Wendy Thompson, Arkansas and Oklahoma area director for the American Foundation for Suicide Prevention, says it's critical for callers to reach a hotline that has staff and resources in Arkansas.

"This is vital to Arkansans, to have a 24-hour hotline that they can call and be connected with somebody in the state who can provide the resources,” she stresses. “If their call is routed to New York or Boston, they may not know exactly what we have."

Thompson says the national hotline has been the only option for Arkansans looking for assistance. She says callers often found that national operators were effective in providing counseling, but couldn't always refer them to local resources.

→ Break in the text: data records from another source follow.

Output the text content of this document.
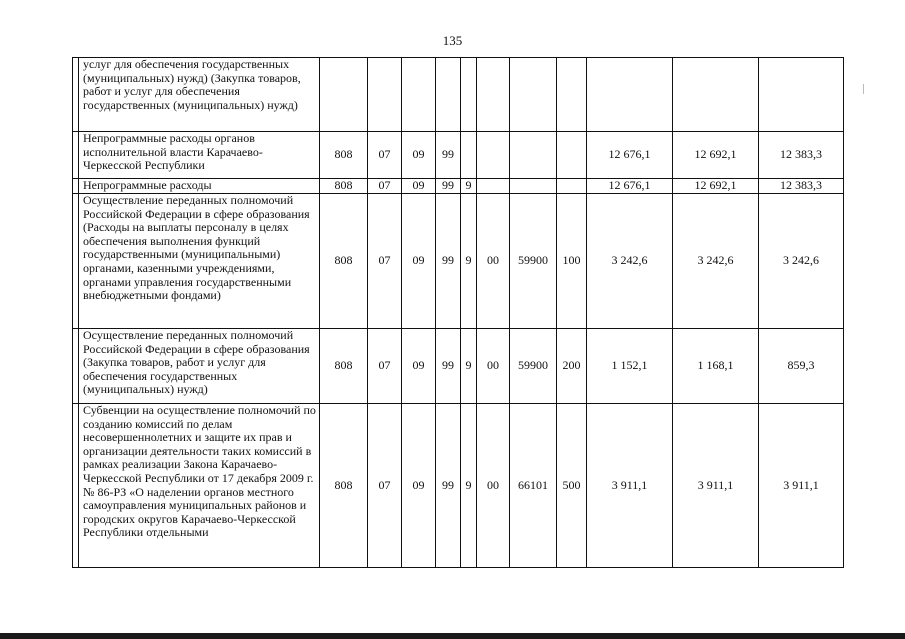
135
	услуг для обеспечения государственных (муниципальных) нужд) (Закупка товаров, работ и услуг для обеспечения государственных (муниципальных) нужд)											
	Непрограммные расходы органов исполнительной власти Карачаево-Черкесской Республики	808	07	09	99					12 676,1	12 692,1	12 383,3
	Непрограммные расходы	808	07	09	99	9				12 676,1	12 692,1	12 383,3
	Осуществление переданных полномочий Российской Федерации в сфере образования (Расходы на выплаты персоналу в целях обеспечения выполнения функций государственными (муниципальными) органами, казенными учреждениями, органами управления государственными внебюджетными фондами)	808	07	09	99	9	00	59900	100	3 242,6	3 242,6	3 242,6
	Осуществление переданных полномочий Российской Федерации в сфере образования (Закупка товаров, работ и услуг для обеспечения государственных (муниципальных) нужд)	808	07	09	99	9	00	59900	200	1 152,1	1 168,1	859,3
	Субвенции на осуществление полномочий по созданию комиссий по делам несовершеннолетних и защите их прав и организации деятельности таких комиссий в рамках реализации Закона Карачаево-Черкесской Республики от 17 декабря 2009 г. № 86-РЗ «О наделении органов местного самоуправления муниципальных районов и городских округов Карачаево-Черкесской Республики отдельными	808	07	09	99	9	00	66101	500	3 911,1	3 911,1	3 911,1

State officials say the Arkansas hotline will be in operation by this fall.

The Arkansas Department of Health Suicide Prevention Program will operate the new hotline. In passing House Bill 1775, the legislature approved funding for the first two years. After that, the hotline becomes eligible for federal grants.

Thompson says future calls from Arkansas to the National Suicide Prevention Lifeline will be routed back to the Arkansas call center.

"We know that calling that number when somebody is in crisis can help,” she states. “It's very complicated and there are a lot of different reasons for that jump, but we feel that having a hotline is really important to turning those numbers around."

Arkansas and Montana have been the only two states without their own hotlines for suicide prevention. The CDC found that in 2015, Arkansas had a suicide rate of just over 19 people per 100,000 – well above the national rate of almost 14.